Saturday, June 12, 2004

Communities of practice for educators (Al Delgado)

Date: Sat, 12 Jun 2004 21:16:19 -0500
From: Albert Delgado
To: Sebastien Paquet
Subject: Help regarding study on community of practice

Hello Seb,

I was wondering if you could lead me to some resources in
regards to communities of practice among educators. We are six
elementary school teachers at one school and 5 professors .

My basic study is the development of a community of practice
around a Teacher action research group(s). The group is
looking at ESL Student Discourse development. We officially
start in September.

Second, to see if web services such as a blog, wiki and scout
portal toolkit, IM will support the community in its mission
over time.

I am looking at the history of of inquiry at our school among
educators.
I have set up a blog at http://www.learningcommons.net and
http://www.learningcommons.net/discourse/

I will have to "show" and "sell" the benefits of using
disruptive technology.

Any suggestions regarding communities of practice and
disruptive technology to enhance the work of said groups would
be very welcome.

Al



Al:

I know little on CoPs among educators. I don't think they're very
widespread, though they ought to. I'd say the Edblogosphere is one of the
most visible.
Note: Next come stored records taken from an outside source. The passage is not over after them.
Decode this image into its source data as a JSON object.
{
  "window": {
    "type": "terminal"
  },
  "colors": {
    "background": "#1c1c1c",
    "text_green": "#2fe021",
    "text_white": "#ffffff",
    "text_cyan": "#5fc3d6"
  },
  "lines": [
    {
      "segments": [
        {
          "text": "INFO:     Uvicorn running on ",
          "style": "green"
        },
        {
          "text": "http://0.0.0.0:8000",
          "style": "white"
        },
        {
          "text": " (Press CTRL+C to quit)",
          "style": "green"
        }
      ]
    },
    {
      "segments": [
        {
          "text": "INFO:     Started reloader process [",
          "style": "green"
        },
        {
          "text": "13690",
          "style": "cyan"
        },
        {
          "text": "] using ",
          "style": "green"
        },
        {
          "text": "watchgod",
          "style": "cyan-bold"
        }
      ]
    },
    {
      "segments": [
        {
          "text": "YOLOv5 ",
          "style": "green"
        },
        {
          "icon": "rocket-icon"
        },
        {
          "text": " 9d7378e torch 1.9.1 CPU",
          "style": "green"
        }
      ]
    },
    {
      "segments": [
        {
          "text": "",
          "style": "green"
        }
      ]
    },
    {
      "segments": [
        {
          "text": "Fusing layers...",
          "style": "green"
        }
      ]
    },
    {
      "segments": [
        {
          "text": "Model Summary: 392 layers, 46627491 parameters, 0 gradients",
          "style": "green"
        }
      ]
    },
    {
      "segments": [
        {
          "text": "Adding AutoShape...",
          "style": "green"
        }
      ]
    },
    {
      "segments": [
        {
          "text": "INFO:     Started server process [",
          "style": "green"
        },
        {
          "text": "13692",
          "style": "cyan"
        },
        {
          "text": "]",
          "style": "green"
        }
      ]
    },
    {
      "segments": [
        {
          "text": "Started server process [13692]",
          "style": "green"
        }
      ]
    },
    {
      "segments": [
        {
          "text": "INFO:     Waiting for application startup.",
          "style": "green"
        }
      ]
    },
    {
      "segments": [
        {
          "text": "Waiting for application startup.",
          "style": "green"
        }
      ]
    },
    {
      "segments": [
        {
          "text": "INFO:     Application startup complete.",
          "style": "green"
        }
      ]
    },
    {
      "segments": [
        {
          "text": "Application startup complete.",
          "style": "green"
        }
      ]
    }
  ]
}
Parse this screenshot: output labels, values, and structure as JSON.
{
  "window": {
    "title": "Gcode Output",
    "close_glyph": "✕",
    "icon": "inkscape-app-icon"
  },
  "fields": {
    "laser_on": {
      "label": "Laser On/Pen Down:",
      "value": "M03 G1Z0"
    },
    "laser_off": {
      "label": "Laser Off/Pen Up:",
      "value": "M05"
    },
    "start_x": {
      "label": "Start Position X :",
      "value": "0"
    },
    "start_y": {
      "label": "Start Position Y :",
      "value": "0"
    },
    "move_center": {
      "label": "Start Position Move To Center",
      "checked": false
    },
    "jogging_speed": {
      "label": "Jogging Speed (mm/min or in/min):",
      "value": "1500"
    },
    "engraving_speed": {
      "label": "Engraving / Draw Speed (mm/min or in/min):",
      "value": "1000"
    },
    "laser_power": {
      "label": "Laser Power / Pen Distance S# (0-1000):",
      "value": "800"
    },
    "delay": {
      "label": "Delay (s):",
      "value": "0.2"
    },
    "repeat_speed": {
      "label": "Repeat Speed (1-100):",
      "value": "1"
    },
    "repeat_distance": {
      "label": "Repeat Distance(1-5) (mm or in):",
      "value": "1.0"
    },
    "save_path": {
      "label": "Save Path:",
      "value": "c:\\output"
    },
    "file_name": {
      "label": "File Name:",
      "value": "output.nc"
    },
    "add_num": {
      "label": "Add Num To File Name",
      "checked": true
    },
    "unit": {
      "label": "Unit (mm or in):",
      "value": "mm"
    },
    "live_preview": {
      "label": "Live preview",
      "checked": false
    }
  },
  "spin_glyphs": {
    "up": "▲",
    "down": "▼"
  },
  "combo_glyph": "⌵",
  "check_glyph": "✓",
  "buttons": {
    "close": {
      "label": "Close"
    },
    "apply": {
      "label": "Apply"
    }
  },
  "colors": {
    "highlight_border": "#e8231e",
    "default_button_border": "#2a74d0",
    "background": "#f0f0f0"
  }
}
In Higher Ed there are http://www.aahe.org/cop.htm

This should help -

http://web.archive.org/web/20030608211506/http://webtools.cityu.edu.hk/news/newslett/onlinecomm.htm

> My basic study is the development of a community of practice around a
> Teacher action research group(s). The group is looking at ESL Student
> Discourse development. We officially start in September.

Sounds like jargon to me. :)

> Second, to see if web services such as a blog, wiki and scout portal
> toolkit, IM will support the community in its mission over time.

For sure, as long as the educators are not afraid to try them... an IRC
channel could be fun too. If they're not very techy a mailing list might
be more likely to have high participation. If using a blog at least you
need email updates. you can use a wiki as a repository of the useful
stuff. Publicise the wiki regularly on the list.

http://www.emacswiki.org/cgi-bin/community/MailingListThenWiki

> I am looking at the history of of inquiry at our school among educators.

> I have set up a blog at http://www.learningcommons.net and
> http://www.learningcommons.net/discourse/
>
> I will have to "show" and "sell" the benefits of using disruptive
> technology.

To funders or teachers? It's a very different sale.

> Any suggestions regarding communities of practice and disruptive
> technology to enhance the work of said groups would be very welcome.

The wwwtools backlog is the single best thing I could think of to sell to
funders. For teachers you'd need conversation and live demos. My 2c.